Overall System Design
Model Architecture Overview

Inspiration

Proteins are molecular machines that perform various functions in the body. A protein's function is dictated by its structure. In some cases, it is useful to inhibit a protein's function in a patient's body. One way to inhibit a protein is to take a small-molecule drug that fits perfectly in the protein's pocket. However, many target proteins do not yet have a known drug inhibitor. There is existing research (https://arxiv.org/pdf/2303.03543) on advanced ML methods for generating drugs from scratch to bind specifically to the target protein. However, they are still seen as ineffective, partially due to sample-inefficient learning.

What it does

We designed and trained a Flow-Matching Model to generate small-molecule drugs that fit perfectly in the target protein pocket. We also created a website where researchers can upload a target protein of their choice, generate dozens of candidate molecules, visualize them, and analyze them across several evaluation metrics compared to a baseline.

How We Built It

We heavily relied on AI-use to speed up development. We first designed the neural network to improve upon recent research. We trained it and ran inference on a few test-set proteins, and set up the data pipeline for the frontend to read from, then implemented the frontend.

Challenges We Ran Into

Our GPU resource, Hipergator, faced an outage mid-hackathon, hindering our thorough evaluation on the entire test set. Luckily we were able to get just enough final predictions.

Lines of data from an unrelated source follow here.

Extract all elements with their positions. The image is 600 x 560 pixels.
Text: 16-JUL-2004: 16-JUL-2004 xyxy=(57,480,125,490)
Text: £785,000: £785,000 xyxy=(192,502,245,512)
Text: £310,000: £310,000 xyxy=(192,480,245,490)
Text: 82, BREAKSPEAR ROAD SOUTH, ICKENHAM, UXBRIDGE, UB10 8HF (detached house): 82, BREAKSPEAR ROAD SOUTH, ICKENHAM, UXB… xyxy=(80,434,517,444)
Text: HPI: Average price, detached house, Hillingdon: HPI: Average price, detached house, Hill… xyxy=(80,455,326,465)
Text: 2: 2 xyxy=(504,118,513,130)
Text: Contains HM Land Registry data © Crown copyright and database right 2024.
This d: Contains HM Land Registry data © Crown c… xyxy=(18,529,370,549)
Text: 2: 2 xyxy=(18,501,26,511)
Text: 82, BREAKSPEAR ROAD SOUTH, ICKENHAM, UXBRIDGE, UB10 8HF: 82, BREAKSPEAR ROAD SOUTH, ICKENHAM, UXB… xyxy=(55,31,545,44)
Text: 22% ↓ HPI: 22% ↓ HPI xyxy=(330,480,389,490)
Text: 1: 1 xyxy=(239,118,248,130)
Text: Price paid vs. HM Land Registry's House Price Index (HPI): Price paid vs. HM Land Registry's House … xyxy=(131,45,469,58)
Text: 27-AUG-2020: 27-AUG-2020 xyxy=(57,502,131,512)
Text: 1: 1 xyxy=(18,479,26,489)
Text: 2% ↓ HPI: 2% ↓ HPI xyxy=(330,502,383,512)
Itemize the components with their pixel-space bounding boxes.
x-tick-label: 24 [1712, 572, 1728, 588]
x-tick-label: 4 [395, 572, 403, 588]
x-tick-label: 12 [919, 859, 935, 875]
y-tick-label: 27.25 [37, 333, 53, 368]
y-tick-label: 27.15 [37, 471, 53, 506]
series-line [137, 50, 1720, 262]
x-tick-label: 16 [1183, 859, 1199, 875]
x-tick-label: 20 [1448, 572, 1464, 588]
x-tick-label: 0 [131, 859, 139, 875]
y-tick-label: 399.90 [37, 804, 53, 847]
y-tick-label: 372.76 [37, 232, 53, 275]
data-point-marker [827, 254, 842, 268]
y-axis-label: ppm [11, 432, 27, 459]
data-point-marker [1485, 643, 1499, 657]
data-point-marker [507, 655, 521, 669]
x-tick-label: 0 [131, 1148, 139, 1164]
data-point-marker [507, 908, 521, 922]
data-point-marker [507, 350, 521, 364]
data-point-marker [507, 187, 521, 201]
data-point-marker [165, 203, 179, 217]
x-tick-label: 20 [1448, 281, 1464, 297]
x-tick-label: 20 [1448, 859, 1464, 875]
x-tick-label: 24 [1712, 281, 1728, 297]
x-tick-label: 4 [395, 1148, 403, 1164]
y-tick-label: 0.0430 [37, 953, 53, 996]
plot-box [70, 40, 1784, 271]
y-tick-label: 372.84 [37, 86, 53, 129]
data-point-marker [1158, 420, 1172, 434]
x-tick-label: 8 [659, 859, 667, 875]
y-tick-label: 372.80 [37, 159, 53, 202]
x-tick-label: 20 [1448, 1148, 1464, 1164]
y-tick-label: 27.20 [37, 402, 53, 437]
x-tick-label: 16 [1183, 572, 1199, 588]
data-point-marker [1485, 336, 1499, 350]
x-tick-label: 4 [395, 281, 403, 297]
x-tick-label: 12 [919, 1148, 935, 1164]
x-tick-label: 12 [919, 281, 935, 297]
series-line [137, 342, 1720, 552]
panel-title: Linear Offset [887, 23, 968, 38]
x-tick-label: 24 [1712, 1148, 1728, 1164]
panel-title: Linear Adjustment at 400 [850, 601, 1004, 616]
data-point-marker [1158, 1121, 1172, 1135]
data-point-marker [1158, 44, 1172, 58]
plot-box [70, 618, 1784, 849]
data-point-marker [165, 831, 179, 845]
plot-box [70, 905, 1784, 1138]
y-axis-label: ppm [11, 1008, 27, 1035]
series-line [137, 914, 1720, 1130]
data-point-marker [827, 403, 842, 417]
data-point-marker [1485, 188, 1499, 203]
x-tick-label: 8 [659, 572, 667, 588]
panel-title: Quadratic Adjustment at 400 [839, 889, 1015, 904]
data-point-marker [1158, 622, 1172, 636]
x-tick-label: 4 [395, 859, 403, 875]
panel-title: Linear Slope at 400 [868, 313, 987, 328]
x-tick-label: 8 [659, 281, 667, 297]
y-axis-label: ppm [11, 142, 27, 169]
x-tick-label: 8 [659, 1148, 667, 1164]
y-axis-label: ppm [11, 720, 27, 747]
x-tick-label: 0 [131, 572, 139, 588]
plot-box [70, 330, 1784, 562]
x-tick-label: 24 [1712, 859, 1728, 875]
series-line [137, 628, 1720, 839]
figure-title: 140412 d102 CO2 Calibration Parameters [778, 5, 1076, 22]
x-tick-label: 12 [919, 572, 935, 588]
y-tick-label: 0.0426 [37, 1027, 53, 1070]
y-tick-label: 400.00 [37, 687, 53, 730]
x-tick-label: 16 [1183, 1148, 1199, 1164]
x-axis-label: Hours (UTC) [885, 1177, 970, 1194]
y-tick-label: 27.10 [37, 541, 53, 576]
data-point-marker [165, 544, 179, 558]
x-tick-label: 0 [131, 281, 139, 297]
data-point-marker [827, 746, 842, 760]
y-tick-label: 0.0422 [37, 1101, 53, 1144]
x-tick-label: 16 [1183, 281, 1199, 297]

Accomplishments We’re Proud Of

We are proud of implementing Flow-Matching to create a faster, more sample-efficient model than recent popular models such as TargetDiff (2023). We are also very proud of our intuitive UI, the beautiful rendering of the molecular complex, the flow animation, and the metrics comparison.

What We Learned

We learned just how more efficient flow-matching is than diffusion, and we refined our AI-use software development workflow to be more efficient.

What’s Next for 蛋白质结合

Our current model’s training objective is to generate ligands that look like the ones in the training set; a natural next step is to formulate a Reinforcement Learning reward function to finetune our pretrained model on. This will allow us to optimize our model to specifically generate the strongest binders possible, while maintaining realistic chemistry.